Te Leeuwarden geboren op Sint Valentijnsdag (14 Februari 1835) was hij een echte Fries, mochten ook zijne voorouders van een anderen landaard geweest zijn. Zijn vader, de Leeuwarder apotheker en wijnkooper, noemde zijn zoon François, uit eerbied voor familietraditiën, want zijne moeder heette Geeske Bekius, en de naam François werd in die familie sedert de zeventiende eeuw gebruikt. De eerste Friesche Bekius, was de predikant Benjamin Bekius, die in net laatst der zeventiende eeuw te Britsum bij Leeuwarden stond.
Van vaderszijde stamt HaverSchmidt uit eene Duitsche familie. Zijn overgrootvader heette Haver en kwam uit Pommeren, maar zijn grootvader werd in Nederland geboren, en te Enkhuizen bij een oom Schmidt opgevoed, wiens naam hij aannam, zich schrijvende HaverSchmidt. Van zijne jeugd heeft hij ons het meest verteld in zijne Familie en Kennissen.
Men weet, hoe hij in Mijn ouders huis en De pastorie van mijn Grootvader het treffend beeld gaf van den kring, waarin hij opgroeide. Het meest genoot hij in zijne jeugd van het logeeren bij zijn grootvader François Bekius, predikant te Dantumawoude. Hij spreekt er in zijne latere jaren met geestdrift van, inzonderheid over den kostelijken hof met vruchtboomen, die zijn kinderlijk hart verrukte. Niet alleen vruchtboomen, maar ook alle soorten van bloemen en planten trokken hem zeer aan. Hij is heel zijn leven een groot liefhebber van planten kweeken geweest. Als hij op reis was in Zwitserland of Beieren bracht hij enkele bijzonder mooie exemplaren van varens mee, die hij door zijne zorgvuldige, liefderijke verpleging tot grooten bloei wist te brengen. In latere jaren kon men hem te Schiedam dikwijls vinden te midden zijner krachtig groeiende planten op een klein binnenplaatsje van zijn huis. En schoon de Schiedamsche lucht vol rook en smook allerminst geschikt was, om zijne varens in rustigen en lustigen groei te doen gedijen, wist hij ze met zooveel genegenheid en kennis te behandelen, dat ze uit dankbaarheid al de kenmerken van een gezond en bloeiend leven vertoonden.

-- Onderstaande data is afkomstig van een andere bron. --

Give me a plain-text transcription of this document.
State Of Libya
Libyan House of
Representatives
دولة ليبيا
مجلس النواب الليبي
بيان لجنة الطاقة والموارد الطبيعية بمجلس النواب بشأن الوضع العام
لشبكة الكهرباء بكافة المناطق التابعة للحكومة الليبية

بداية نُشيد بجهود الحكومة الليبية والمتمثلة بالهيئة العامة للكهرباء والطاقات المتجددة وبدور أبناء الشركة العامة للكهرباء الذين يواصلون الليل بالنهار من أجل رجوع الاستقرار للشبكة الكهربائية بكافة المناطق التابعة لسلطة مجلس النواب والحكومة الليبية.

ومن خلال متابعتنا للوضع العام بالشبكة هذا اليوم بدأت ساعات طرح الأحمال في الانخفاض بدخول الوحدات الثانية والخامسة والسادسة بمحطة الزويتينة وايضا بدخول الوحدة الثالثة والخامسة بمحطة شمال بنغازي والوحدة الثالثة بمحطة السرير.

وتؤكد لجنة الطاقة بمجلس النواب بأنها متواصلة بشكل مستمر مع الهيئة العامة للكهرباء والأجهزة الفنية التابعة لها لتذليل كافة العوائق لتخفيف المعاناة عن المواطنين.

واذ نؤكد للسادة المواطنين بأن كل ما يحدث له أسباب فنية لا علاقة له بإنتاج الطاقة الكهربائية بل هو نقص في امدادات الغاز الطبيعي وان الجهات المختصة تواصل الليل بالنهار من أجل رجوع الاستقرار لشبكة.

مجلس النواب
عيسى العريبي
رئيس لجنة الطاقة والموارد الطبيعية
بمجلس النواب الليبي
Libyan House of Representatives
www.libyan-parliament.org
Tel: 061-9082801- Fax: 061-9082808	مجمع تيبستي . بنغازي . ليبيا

De omgang met zijn eerwaardigen grootvader deed bij hem den lust ontwaken ook predikant te worden. Al heel vroeg begon hij met gelegenheidsgedichten - al heel vroeg deed hij uitkomen, dat het comische, dat het jolige hem aantrok. Deze poëet in den dop speelde toen te Leeuwarden met een kameraad, die al heel aardig begon te teekenen, en later den naam van Laurens Alma Tadema beroemd zou maken door geheel Europa.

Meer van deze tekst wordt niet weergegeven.